Keempat kakak Isbat tampaknya tidak ada yang menaruh curiga. Mereka dengan senang hati menerima pemberian perempuan itu. Keempat kakak Isbat pun mau berjalan-jalan dengan ditemani para perempuan tersebut, kecuali Isbat. Isbat terus dipaksa oleh perempuan-perempuan itu agar menemani mereka berjalan-jalan. Akan tetapi, Isbat yang sudah dari awal menaruh curiga terhadap kelima perempuan itu memikirkan rencana agar bisa menghindari ajakan mereka. Ia menyentuhkan jarinya ke ketan yang ada di piring kecil, lalu tiba-tiba berlari menghindari kelima perempuan. Dia terus berlari untuk menghindari kejaran perempuan itu.
Saat berlari, Isbat merasakan adanya suatu hal yang menyuruhnya untuk menengok ke belakang. Saat menoleh, ternyata di belakangnya telah terjadi peristiwa yang mengerikan, kakak-kakaknya dimakan oleh perempuan-perempuan yang telah berubah menjadi macan. Hal ini membuat Isbat berlari semakin kencang sehingga dia dapat meninggalkan perempuan yang mengejarnya. Isbat berlindung di balik pohon agar tidak terlihat oleh perempuan itu. Namun, Isbat tetap ditemukan dengan cepat karena setiap perempuan tersebut berseru “U....”’ jari Isbat yang tadi ditempelkan di ketan tadi menyahut “U...”. Akhirnya, agar para perempuan yang sudah berubah menjadi macan jadian tidak bisa menemukan jejaknya, Isbat pun memotong jarinya dan terus berlari menjauh.

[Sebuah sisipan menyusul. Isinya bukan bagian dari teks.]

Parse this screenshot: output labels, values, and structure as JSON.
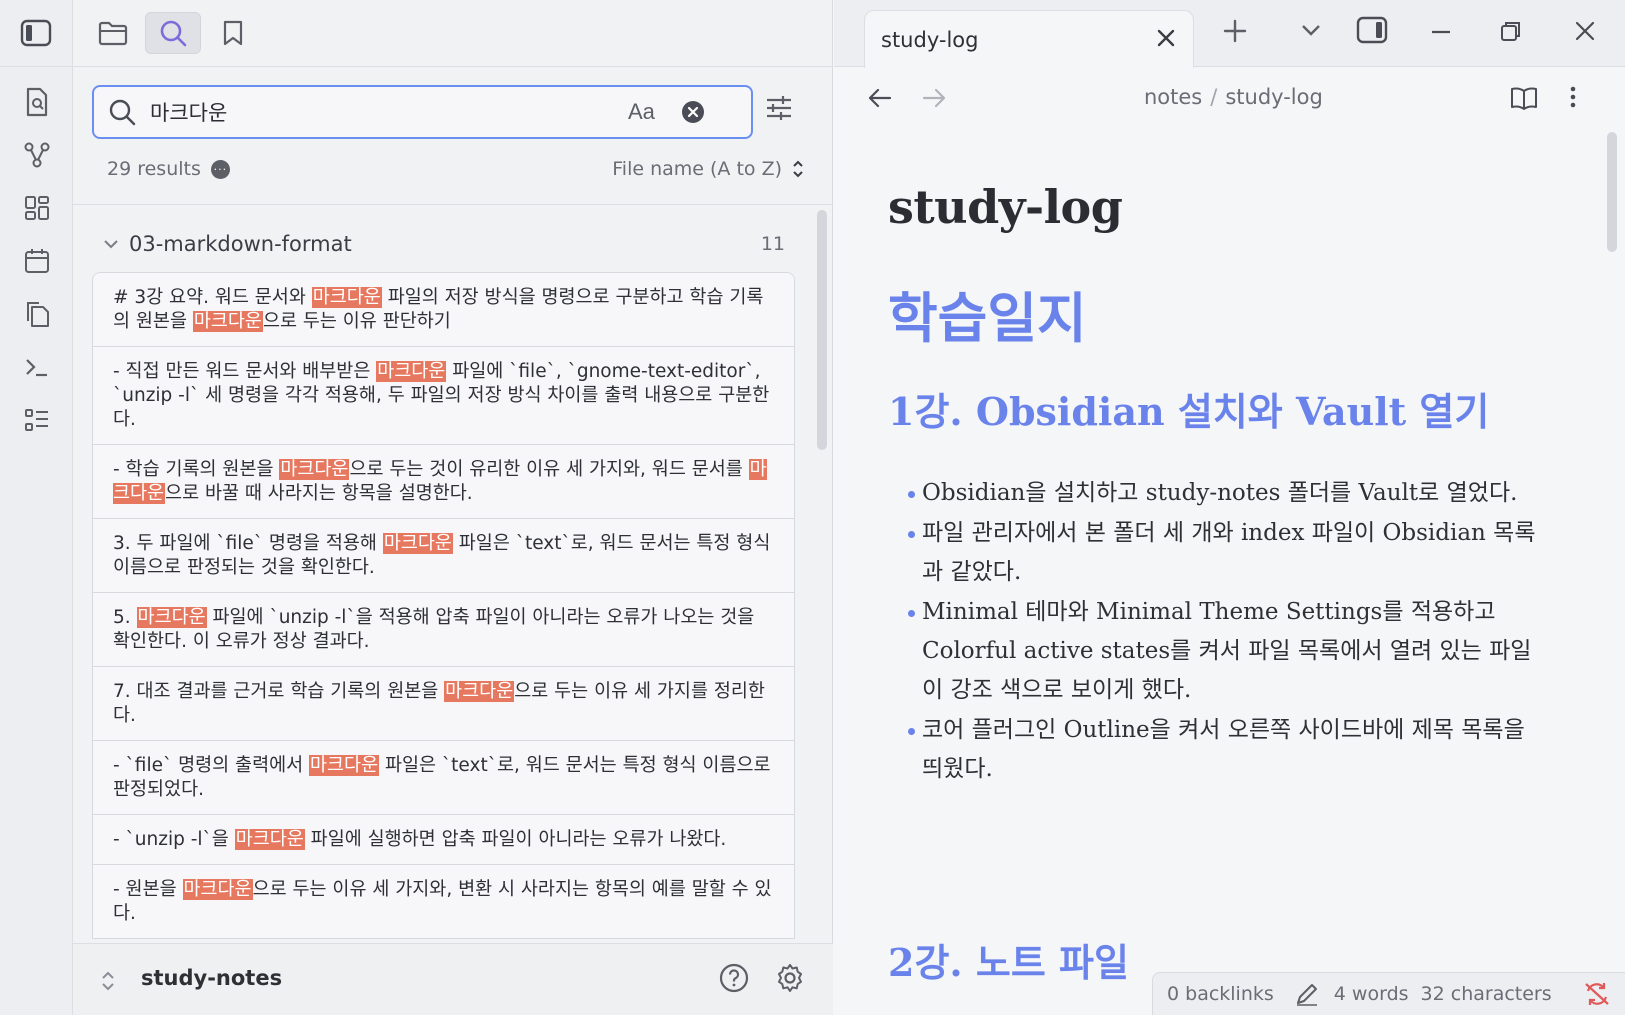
{
  "search": {
    "query": "마크다운",
    "case_label": "Aa",
    "results_count": "29 results",
    "sort_label": "File name (A to Z)"
  },
  "group": {
    "name": "03-markdown-format",
    "count": "11"
  },
  "results": [
    {
      "parts": [
        "# 3강 요약. 워드 문서와 ",
        {
          "hl": "마크다운"
        },
        " 파일의 저장 방식을 명령으로 구분하고 학습 기록의 원본을 ",
        {
          "hl": "마크다운"
        },
        "으로 두는 이유 판단하기"
      ]
    },
    {
      "parts": [
        "- 직접 만든 워드 문서와 배부받은 ",
        {
          "hl": "마크다운"
        },
        " 파일에 `file`, `gnome-text-editor`, `unzip -l` 세 명령을 각각 적용해, 두 파일의 저장 방식 차이를 출력 내용으로 구분한다."
      ]
    },
    {
      "parts": [
        "- 학습 기록의 원본을 ",
        {
          "hl": "마크다운"
        },
        "으로 두는 것이 유리한 이유 세 가지와, 워드 문서를 ",
        {
          "hl": "마크다운"
        },
        "으로 바꿀 때 사라지는 항목을 설명한다."
      ]
    },
    {
      "parts": [
        "3. 두 파일에 `file` 명령을 적용해 ",
        {
          "hl": "마크다운"
        },
        " 파일은 `text`로, 워드 문서는 특정 형식 이름으로 판정되는 것을 확인한다."
      ]
    },
    {
      "parts": [
        "5. ",
        {
          "hl": "마크다운"
        },
        " 파일에 `unzip -l`을 적용해 압축 파일이 아니라는 오류가 나오는 것을 확인한다. 이 오류가 정상 결과다."
      ]
    },
    {
      "parts": [
        "7. 대조 결과를 근거로 학습 기록의 원본을 ",
        {
          "hl": "마크다운"
        },
        "으로 두는 이유 세 가지를 정리한다."
      ]
    },
    {
      "parts": [
        "- `file` 명령의 출력에서 ",
        {
          "hl": "마크다운"
        },
        " 파일은 `text`로, 워드 문서는 특정 형식 이름으로 판정되었다."
      ]
    },
    {
      "parts": [
        "- `unzip -l`을 ",
        {
          "hl": "마크다운"
        },
        " 파일에 실행하면 압축 파일이 아니라는 오류가 나왔다."
      ]
    },
    {
      "parts": [
        "- 원본을 ",
        {
          "hl": "마크다운"
        },
        "으로 두는 이유 세 가지와, 변환 시 사라지는 항목의 예를 말할 수 있다."
      ]
    }
  ],
  "vault": {
    "name": "study-notes"
  },
  "tab": {
    "title": "study-log"
  },
  "breadcrumb": {
    "folder": "notes",
    "sep": "/",
    "file": "study-log"
  },
  "doc": {
    "title": "study-log",
    "h1": "학습일지",
    "h2": "1강. Obsidian 설치와 Vault 열기",
    "bullets": [
      "Obsidian을 설치하고 study-notes 폴더를 Vault로 열었다.",
      "파일 관리자에서 본 폴더 세 개와 index 파일이 Obsidian 목록과 같았다.",
      "Minimal 테마와 Minimal Theme Settings를 적용하고 Colorful active states를 켜서 파일 목록에서 열려 있는 파일이 강조 색으로 보이게 했다.",
      "코어 플러그인 Outline을 켜서 오른쪽 사이드바에 제목 목록을 띄웠다."
    ],
    "h2_next": "2강. 노트 파일"
  },
  "status": {
    "backlinks": "0 backlinks",
    "words": "4 words",
    "chars": "32 characters"
  },
  "colors": {
    "accent": "#6a83ea",
    "highlight": "#e6785f",
    "search_border": "#6b8ff0"
  }
}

Perempuan yang berubah menjadi macan itu menangis karena tidak berhasil memangsa Isbat, sedangkan rekannya yang lain tertawa karena berhasil memangsa kakak-kakak Isbat. Di tengah-tengah tangisannya itu, macan itu mengatakan jika Isbat mengetahui namanya, maka macan itu akan binasa. Isbat yang bersembunyi di balik pohon mendengar suara dari tempat persembunyiannya yang mengatakan bahwa nama perempuan macan yang mengejarnya itu adalah Sangatak, ibunya Sangitik, dan bapaknya bernama Maharajapati. Setelah mendengar itu, Isbat keluar dan menyebutkan nama-nama tersebut. Tiba-tiba, setelah disebut namanya, macan itu mati dan berubah menjadi abu.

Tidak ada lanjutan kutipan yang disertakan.